Die Kulturelle Evolution verlief v.a. im letzten Jahrhundert rasant bis zur Entwicklung von Computern, die uns manchmal sogar überlegen sind… z.B. im Rechnen.

Das kann unser Gehirn nicht besonders gut – es ist ein vergesslicher Schussel

Aber das macht unser Gehirn so einzigartig und erfolgreich – sagt der Neurowissenschaftler Henning Beck in seinem Buch: „Irren ist nützlich“.

Was zeichnet uns Menschen aus, abgesehen von der Tatsache, dass wir uns alle anderen Lebewesen untertan machen oder ausrotten ?

  • Anpassungsfähigkeit, Lernfähigkeit, Kooperation und Kreativität –

Ihr Abiturienten seid die besten Beispiele. Diese 4 Merkmale haben es euch ermöglicht, heute hier zu sitzen. V.a. In den letzten 3 Jahren wurden aus „pubertierenden“ Jugendlichen, deren Gehirne sich auf dem Höhepunkt des Umbaus befanden, selbstbewusste, kreative und kluge Köpfe –

mit dem Smartphone in der Hosentasche … Ihr seid jederzeit erreichbar, mit der ganzen Welt vernetzt und … manchmal abgelenkt!

Wusstet ihr, dass es schon eine App gibt, die den Bildschirm transparent schaltet, um zu verhindern, dass ihr mit Autos und unschuldigen Rentnern zusammenprallt, wenn ihr mit gesenktem Kopf aufs Display starrt?
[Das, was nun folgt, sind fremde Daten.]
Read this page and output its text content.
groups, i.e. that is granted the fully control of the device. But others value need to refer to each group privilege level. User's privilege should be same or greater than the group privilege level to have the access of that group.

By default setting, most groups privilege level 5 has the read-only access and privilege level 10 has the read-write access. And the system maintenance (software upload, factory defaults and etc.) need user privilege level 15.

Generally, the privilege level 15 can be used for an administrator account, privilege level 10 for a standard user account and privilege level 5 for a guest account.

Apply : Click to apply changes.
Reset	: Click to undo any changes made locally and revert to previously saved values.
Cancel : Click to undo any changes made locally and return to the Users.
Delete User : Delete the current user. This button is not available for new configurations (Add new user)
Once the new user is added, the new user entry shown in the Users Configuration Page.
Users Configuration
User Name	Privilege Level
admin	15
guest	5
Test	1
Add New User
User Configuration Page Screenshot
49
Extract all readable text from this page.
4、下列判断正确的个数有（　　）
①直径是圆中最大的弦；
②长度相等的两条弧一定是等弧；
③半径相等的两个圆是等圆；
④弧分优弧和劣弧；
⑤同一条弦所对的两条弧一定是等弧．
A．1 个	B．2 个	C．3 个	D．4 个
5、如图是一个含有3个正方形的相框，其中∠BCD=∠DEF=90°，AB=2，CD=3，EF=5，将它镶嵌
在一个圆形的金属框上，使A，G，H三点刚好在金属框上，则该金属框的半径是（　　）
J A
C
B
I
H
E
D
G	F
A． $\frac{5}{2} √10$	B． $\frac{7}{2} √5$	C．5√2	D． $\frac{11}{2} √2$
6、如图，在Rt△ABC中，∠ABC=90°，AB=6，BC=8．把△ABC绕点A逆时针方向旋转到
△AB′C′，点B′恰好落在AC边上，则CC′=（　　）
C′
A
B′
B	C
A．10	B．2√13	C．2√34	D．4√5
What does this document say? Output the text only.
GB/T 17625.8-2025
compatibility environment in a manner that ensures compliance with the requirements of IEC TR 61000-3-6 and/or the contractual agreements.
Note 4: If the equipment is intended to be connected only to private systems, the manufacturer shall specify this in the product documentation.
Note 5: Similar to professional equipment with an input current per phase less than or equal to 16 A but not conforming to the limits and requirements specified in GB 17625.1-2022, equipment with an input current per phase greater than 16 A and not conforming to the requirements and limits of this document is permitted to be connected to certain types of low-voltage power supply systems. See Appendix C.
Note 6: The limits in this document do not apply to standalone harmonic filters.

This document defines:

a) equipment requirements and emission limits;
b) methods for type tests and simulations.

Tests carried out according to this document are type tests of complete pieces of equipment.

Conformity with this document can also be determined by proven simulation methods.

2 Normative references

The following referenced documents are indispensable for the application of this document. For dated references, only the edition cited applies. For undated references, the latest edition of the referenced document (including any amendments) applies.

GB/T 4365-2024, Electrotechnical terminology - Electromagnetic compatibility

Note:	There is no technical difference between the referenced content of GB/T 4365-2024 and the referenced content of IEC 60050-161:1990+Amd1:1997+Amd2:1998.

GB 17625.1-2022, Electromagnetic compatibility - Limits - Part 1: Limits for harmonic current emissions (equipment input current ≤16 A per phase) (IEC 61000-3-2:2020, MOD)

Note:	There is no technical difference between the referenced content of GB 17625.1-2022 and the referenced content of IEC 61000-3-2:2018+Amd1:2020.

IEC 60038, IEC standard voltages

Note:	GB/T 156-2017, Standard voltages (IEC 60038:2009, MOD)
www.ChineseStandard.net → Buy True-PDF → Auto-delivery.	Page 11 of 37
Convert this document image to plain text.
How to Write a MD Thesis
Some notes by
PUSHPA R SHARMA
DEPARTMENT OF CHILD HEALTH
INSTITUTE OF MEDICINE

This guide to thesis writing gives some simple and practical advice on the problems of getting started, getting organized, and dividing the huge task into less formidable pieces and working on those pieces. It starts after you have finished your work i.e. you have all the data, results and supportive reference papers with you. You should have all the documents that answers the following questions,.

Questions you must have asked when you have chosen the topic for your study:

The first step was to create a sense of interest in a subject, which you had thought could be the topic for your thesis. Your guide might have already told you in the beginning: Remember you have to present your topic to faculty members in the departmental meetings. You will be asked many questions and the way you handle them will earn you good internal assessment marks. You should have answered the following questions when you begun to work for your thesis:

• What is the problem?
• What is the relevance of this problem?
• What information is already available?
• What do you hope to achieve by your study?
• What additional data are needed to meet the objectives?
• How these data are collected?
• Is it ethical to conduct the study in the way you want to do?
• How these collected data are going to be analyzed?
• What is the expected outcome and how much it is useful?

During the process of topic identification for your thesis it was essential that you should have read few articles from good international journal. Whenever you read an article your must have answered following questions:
Die neuen Medien ermöglichen euch mehr Freiheit und richtig eingesetzt bieten sie auch mehr Bewegungsfreiheit.

Aber: jeden Tag bekommt das Smartphone mehr Kontrolle über unser Leben!

Wo führt das hin?

Wie sieht die Zukunft des Menschen aus?

Werden wir mal so aussehen?

großes Hirn, verkümmerte Gliedmaßen und dicker Bauch?

Das „jederzeit erreichbar sein“ und Stress im Studium und Beruf führt bei vielen Menschen dazu, dass sie nicht mehr abschalten (können) und dass sie sich weniger bewegen. Das müssen sie ja auch nicht mehr – eine App auf dem Smartphone macht heute viele Gänge überflüssig.Vernetzung macht häufig sogar den Weg zum Büro/Uni überflüssig.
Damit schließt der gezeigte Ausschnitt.